Usage: SpiderOak basic command line usage:

Options:
  -h, --help            show this help message and exit
  --print-selection     Print a list of selected and excluded backup items
  --reset-selection     Reset selection (but preserve excluded files)
  --exclude-file=EXCLUDE_FILE
                        Exclude the given file from the selection
  --exclude-dir=EXCLUDE_DIR
                        Exclude the given directory from the selection
  --include-dir=INCLUDE_DIR
                        Include the given directory in the selection
  --force               Do in/exclusion even if the path doesn't exist
  --headless            Never start the GUI
  --batchmode           set the config option exit_when_nothing_to_do to true

Most of these are self explanatory. --headless and
--batchmode are the ones I use most often. We’ll be adding support
for much more command line control in the future — send mail to cmdline at
spideroak.com if you want to suggest other options.

--headless just runs SpiderOak with no GUI at all. It just runs,
without printing anything to the console, so there’s no interactiveness or
activity indicators (except what’s written to the spideroak.log.) This
is suitable for use on servers or other environments where you want something
to run continuously, using as few resources as possible, without any user
input.

By the way, one of the benefits to a fault tollerant application design, is
that you don’t have to be nice to it. Feel free to force quit or kill (even
-9) at any time, and SpiderOak will rollback any uncommitted transactions, and
resume uploading or building where it left of — without corruption — the next
time you start.
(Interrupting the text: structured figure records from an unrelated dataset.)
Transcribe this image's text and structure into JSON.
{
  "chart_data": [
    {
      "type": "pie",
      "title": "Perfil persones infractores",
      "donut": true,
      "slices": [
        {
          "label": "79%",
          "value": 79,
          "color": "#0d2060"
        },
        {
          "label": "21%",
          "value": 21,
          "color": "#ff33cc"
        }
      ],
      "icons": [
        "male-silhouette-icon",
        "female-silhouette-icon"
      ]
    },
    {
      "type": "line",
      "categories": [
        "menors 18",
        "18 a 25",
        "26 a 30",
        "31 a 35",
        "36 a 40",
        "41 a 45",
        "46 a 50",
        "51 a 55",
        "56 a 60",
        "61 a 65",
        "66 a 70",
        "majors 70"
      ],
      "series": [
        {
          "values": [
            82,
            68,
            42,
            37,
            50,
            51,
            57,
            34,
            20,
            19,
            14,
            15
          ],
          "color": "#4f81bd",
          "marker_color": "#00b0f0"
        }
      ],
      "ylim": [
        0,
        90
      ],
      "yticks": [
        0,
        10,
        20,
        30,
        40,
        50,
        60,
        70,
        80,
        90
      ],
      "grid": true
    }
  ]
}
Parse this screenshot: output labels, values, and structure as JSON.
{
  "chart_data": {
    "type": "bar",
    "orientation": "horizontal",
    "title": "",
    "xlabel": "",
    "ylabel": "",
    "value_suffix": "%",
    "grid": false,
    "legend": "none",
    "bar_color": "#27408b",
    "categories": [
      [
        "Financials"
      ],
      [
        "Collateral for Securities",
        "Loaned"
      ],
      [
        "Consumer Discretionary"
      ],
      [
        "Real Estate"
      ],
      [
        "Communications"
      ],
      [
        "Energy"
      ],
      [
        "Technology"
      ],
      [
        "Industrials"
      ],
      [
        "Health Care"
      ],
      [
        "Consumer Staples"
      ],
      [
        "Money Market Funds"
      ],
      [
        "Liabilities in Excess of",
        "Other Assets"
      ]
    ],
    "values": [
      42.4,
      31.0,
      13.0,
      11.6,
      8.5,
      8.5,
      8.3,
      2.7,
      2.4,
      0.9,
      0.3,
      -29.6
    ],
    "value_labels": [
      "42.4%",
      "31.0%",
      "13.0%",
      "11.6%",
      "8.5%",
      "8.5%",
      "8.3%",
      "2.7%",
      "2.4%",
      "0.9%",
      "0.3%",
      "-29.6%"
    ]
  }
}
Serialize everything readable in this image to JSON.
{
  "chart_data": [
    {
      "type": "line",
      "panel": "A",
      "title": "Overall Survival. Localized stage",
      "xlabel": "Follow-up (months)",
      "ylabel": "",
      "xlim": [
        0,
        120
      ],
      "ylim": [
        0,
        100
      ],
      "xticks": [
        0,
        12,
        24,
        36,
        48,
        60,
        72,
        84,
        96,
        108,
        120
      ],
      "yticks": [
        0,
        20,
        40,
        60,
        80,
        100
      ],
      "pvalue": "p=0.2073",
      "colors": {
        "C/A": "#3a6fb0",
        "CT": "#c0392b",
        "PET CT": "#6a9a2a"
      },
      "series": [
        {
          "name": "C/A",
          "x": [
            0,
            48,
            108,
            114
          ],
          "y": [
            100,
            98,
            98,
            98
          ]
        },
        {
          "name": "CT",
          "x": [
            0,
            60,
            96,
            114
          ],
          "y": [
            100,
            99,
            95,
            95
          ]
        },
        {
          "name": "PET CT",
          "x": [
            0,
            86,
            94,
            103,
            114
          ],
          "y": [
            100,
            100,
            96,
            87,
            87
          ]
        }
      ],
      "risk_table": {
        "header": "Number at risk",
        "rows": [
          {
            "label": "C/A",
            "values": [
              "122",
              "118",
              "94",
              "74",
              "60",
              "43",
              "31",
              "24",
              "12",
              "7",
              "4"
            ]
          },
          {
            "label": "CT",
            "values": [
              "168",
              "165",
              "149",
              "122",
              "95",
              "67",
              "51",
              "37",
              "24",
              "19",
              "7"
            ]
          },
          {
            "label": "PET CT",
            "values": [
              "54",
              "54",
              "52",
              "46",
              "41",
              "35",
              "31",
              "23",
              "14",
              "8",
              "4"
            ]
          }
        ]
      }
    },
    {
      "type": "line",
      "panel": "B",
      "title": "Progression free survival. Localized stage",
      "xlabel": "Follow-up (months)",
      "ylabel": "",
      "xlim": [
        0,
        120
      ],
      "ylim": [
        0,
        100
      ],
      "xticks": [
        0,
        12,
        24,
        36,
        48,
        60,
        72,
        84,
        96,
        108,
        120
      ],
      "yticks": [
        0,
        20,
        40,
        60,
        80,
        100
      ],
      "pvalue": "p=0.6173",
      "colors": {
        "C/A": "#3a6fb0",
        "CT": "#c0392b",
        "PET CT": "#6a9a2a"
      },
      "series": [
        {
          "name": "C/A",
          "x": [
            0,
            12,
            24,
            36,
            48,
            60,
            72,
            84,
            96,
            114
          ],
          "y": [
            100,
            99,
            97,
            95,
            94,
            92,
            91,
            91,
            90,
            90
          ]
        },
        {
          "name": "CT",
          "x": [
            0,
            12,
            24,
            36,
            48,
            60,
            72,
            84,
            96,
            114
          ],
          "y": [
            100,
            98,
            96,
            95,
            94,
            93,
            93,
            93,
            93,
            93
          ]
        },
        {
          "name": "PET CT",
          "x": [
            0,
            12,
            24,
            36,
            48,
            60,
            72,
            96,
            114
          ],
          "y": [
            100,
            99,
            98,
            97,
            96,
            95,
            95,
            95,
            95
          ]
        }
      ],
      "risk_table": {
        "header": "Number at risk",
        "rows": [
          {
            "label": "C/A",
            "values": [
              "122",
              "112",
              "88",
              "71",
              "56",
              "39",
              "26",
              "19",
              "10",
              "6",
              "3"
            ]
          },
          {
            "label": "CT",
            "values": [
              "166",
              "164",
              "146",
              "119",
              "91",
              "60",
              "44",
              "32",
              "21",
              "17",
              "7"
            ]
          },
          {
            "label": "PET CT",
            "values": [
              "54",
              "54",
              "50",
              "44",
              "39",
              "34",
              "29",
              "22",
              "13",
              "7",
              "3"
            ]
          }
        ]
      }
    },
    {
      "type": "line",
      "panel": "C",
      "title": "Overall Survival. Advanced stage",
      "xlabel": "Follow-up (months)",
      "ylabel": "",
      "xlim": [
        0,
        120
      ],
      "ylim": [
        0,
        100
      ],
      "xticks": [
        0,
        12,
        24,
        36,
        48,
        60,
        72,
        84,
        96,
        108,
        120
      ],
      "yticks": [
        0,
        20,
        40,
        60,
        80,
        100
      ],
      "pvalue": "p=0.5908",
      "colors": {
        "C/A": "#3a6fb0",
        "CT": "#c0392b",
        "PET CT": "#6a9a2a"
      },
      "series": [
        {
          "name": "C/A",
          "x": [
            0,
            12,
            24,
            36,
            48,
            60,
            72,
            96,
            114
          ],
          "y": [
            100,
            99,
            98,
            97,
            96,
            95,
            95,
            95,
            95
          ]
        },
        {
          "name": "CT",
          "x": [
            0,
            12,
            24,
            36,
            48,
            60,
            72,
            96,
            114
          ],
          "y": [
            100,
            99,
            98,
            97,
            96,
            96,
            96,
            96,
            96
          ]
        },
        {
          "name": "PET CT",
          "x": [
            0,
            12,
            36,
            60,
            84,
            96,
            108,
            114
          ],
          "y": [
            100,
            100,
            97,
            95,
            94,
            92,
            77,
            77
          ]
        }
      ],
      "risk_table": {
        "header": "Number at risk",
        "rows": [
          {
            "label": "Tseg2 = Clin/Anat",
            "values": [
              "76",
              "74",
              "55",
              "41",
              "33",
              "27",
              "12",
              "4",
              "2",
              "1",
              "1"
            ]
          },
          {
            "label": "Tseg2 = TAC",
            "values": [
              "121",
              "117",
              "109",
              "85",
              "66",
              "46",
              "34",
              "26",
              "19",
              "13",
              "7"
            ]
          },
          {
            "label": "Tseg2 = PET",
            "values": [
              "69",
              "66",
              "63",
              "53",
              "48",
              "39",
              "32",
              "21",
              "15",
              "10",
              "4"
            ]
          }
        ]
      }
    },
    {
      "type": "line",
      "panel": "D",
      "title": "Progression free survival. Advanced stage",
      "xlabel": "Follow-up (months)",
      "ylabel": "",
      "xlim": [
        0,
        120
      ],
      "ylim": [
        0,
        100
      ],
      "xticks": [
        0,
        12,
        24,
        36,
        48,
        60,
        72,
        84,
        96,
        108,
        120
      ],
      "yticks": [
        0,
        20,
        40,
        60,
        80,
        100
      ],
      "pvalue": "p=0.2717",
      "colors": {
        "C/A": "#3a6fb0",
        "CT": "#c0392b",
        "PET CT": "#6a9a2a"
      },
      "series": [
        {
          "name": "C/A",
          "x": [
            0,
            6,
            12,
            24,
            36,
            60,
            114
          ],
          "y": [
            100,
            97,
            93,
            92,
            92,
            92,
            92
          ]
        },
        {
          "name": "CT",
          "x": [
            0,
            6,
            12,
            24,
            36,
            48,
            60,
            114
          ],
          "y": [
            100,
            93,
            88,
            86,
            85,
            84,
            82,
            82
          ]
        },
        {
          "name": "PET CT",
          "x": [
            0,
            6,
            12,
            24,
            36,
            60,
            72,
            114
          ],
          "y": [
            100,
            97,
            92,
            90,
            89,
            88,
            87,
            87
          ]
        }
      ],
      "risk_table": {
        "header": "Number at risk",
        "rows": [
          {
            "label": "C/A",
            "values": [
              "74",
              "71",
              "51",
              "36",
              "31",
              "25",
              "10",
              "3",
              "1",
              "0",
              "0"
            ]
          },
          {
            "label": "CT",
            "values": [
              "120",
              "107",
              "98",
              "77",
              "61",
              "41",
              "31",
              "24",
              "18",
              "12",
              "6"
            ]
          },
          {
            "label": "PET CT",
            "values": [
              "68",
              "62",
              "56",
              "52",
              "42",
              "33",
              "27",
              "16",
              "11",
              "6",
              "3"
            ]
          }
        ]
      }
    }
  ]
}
If you need all the available bandwidth to your first person
shooter, Skype, or you’re just trying to make your battery last as long as
possible, just killall SpiderOak and restart it when you want backups
to resume.

The next option is --batchmode (which implies --headless).
This means that SpiderOak will do all available work (i.e. scan the filesystem,
then build and upload everything in the queue, download and replay transactions
from other devices), and then exit. This is a good option for scheduled use.
You can add this to a cron job, or just run it yourself periodically whenever
you want to update your backup set.

SpiderOak is also careful not to start more than one instance of itself at a
time. For example, if you schedule SpiderOak to run in --batchmode
each night, and for the first few days, SpiderOak has so much to upload that it
does not finish before the next scheduled startup time, you don’t need to worry
about coming back to find several instances running.

In the next major release of SpiderOak, we’re restructuring the user
interface to be equally or more efficient as the command line version is now.
So, we expect the 1.5.0 series GUI versions to be several times faster than the
1.0.0 series GUI versions are today.